Southern Shrimp Fishery
As in Alaska, most of the shrimp catch is harvested by otter trawls. The mechanics are basically the same. Crews may be somewhat smaller. In the Gulf region two-man crews are quite common, although three-man crews are more normal in operations farther away from shore. Many of the larger boats fish far from home ports and land their catches in South American ports. (See "The Northern Shrimp Fishery," earlier in this chapter, on recognizing a shrimp boat.)
The southern shrimp fishery extends from Beaufort, North Carolina, to Brownsville, Texas. The most productive states are Texas, Louisiana, and Florida in that order. Here are some centers of this fishery: Port Lavaca, Brownsville-Port Isabel, Corpus Christi, Freeport, Galveston, Arkansas Pass-Rockport, Port Arthur, Texas; Morgan City, Empire, Dulac-Chauvin, New Orleans, Houma, Louisiana; Biloxi, Pascagoula-Moss Point, Mississippi; Tampa, Ft. Myers, Key West, St. Petersburg, Panama City, Florida; Mobile, Alabama; and Brunswick, Georgia.
Southern shrimp are fished the year round. The largest catches occur in June and July and are sizable until November, when they slack off.
Cannery Work
Your hands are raw and stiff; your wrists ache. Working in a vast iron ship of a cannery you become aware of its own self-contained weather patterns. Fogs rise and fall; periodic floods from high-pressure hoses wash shrimp peelings into drains; banks of white cloud hover above frothing cauldrons; you hear thunder in chambers full of coughing, screaming engines and whirring machines.
As a shrimp unloader you clamber down steep ladders to disembowel fishing boats. Big pitchfork in hand, you fill a large rectangular bucket with clumps of ice-cooled shrimp. The indifferent trawls of shrimp fishermen yield an endless assortment of sea creatures. Tiny Alaskan king crab larger than a quarter, bullheads with hideous knobs and horns in broad faces, eels of a bright orange complexion, others with ears like dogs, flounder with cheerfully striped fins and one-sided countenances, grotesque sea cucumbers and spiny sea urchins, flowery algae, strong-smelling kelp, scallops and mussels, baby halibut with see-through bodies, jeweler's herring like lapis lazuli in silver settings amid mounds of coral shrimp.
A seafood cannery is a whole new world for someone from Denver or Dallas. In Alaskan canneries the company often provides accommodations for its workers and employees are free to enjoy as much of the product they can. You may be eating mountains of king crab legs for dinner for a whole week before the novelty wore off*. Most jobs in these plants require little or no experience. Because the work is seasonal there is a high turnover rate. Abundant opportunity exists for women in cannery work. It pays to work in shrimp and menhaden plants where the catch is processed. Consider cannery work one of the stepping stones to get on a boat.

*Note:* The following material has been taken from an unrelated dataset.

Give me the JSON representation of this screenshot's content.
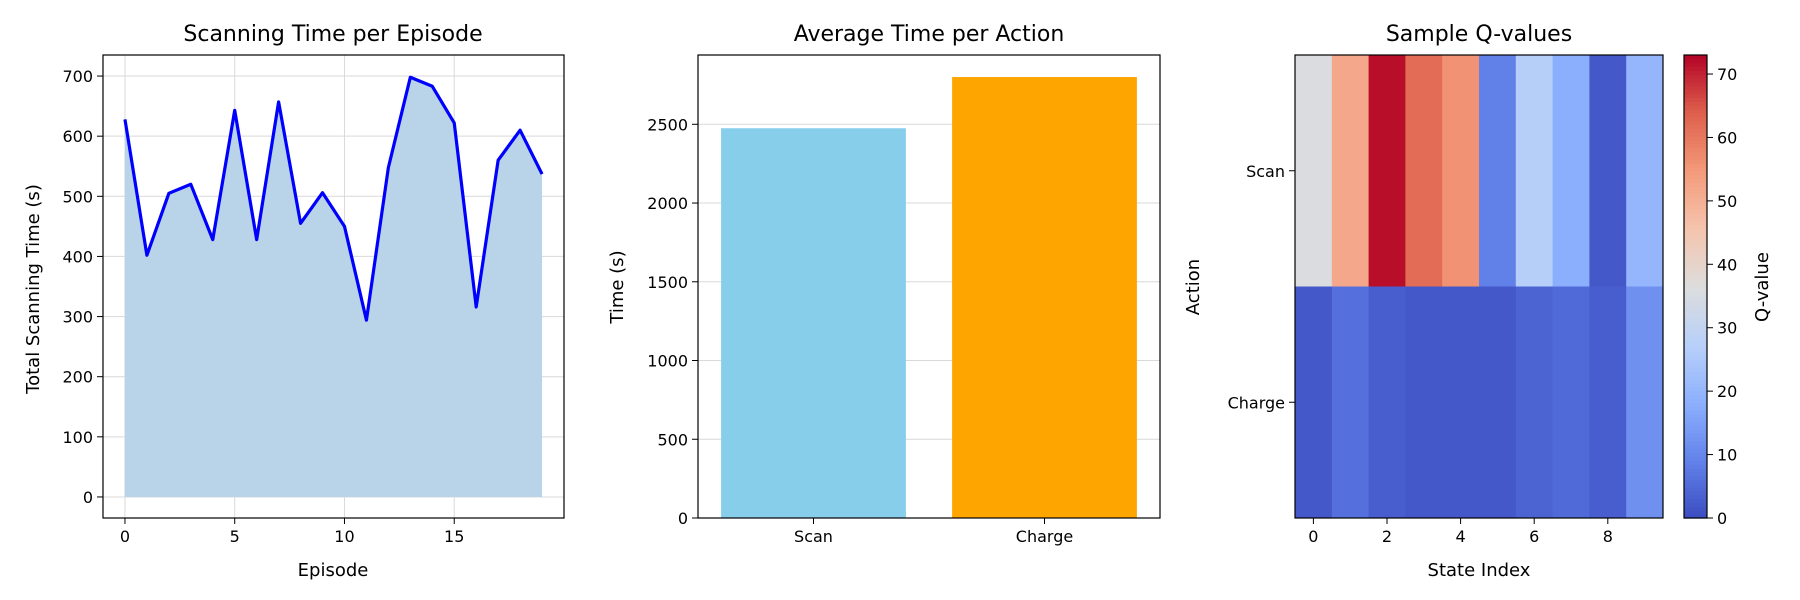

The work can be extremely tedious. After all, most of it is done on an assembly line basis. (Labor laws require fifteen-minute breaks every two or three hours which help to break the monotony.) One of the main reasons why canneries have little trouble recruiting workers is because overtime is plentiful. The pay for cannery work ranges from the hourly minimum to $6 per hour, which can be an excellent way to earn money in a short period. Working ten hours per day, six days a week, for a month could net the worker more than $1,000.
A few words about getting hired. Should you write a cannery? Consider it an exercise in futility. A plant director once put it this way: "It could be an intelligent baboon writing! I want to see the people before I'd consider hiring them." Nevertheless, you may be able to obtain information as to the most likely month when canneries need workers. Obviously, many plants which process only salmon or other seasonal seafood operate only during the season. But at that time they will operate around the clock and a worker can accumulate much overtime (paid by time and a half).